We arrived at my parent's house early Friday morning, and after packing up for the picnic, we took off for the river. The place that we enjoy going is full of history, and has a great beach area for us to swim from. (The water above and below the beach flows fairly fast, so it's perfect for families.) We noshed on a feast of sandwiches, chips and homemade chocolate chip cookies. Thanks Mom!
Here's the Bridgeport bridge that I showed in a previous post. Only this time I actually took the picture myself.
We all swam, but of course I was the only one taking pictures. The fun thing about going back to a place for years and years is all of the memories you have there. So many special people in my life have spent time with us there, including my cousins and my first boyfriend. On Friday I got to swim down deep with the fish, and climb around the same rocks that I climbed on 15 years ago, only this time I swam with my six year old son and we had a blast. (Below is Hubby and my daughter.)
C got water in his ear and still hasn't stopped doing this off and on. That's my mom on the left -- Hi Mom!
Here's a little Bridgeport history, in case you're interested.
Over the weekend, my son and I slept out in the sunroom that my parents call "The Treehouse." This is the view when I open my eyes in the morning. You can't complain about a view like this. I love waking up in this room, and I never have a headache when I do.
And this is the view of the pillow hog that I was nearly kicked out of bed by. He's a cuddly sleeper.
On Saturday, my brother drove up to join us, and this made two small people very, very happy. Isn't he handsome?

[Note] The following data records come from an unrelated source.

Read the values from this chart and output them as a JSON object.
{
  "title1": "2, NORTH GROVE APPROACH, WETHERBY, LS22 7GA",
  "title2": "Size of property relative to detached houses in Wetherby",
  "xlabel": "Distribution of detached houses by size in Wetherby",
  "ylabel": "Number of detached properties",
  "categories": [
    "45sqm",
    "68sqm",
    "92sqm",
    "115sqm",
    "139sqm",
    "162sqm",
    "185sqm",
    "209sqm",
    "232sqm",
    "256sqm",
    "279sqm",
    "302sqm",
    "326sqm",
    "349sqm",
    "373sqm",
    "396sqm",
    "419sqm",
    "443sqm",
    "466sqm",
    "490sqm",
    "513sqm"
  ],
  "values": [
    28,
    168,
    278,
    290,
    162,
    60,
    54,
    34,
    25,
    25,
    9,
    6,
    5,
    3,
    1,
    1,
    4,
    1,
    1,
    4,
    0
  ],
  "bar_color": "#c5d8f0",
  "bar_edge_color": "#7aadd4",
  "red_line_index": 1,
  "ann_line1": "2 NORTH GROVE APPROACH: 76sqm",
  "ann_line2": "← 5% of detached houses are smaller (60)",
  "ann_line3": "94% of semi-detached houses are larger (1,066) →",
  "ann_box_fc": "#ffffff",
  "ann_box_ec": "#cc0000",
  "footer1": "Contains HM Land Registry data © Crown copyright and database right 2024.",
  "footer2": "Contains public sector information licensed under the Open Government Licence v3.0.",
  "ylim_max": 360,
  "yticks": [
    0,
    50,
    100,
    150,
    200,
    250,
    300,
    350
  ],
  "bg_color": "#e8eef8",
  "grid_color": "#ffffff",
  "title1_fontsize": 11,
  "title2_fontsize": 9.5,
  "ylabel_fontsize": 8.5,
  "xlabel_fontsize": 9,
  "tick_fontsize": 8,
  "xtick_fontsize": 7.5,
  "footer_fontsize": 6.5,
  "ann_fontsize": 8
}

What I did NOT take pictures of was the awful, horrible, hated disaster that is otherwise known as "school clothes shopping." I feel I now know what the military should use as a torture device. Forget waterboarding. They should just take suspected terrorists to JC Penny with my son, and make them pick out clothes with him. He will make them sorry they ever even considered doing wrong. Oh yes...he will.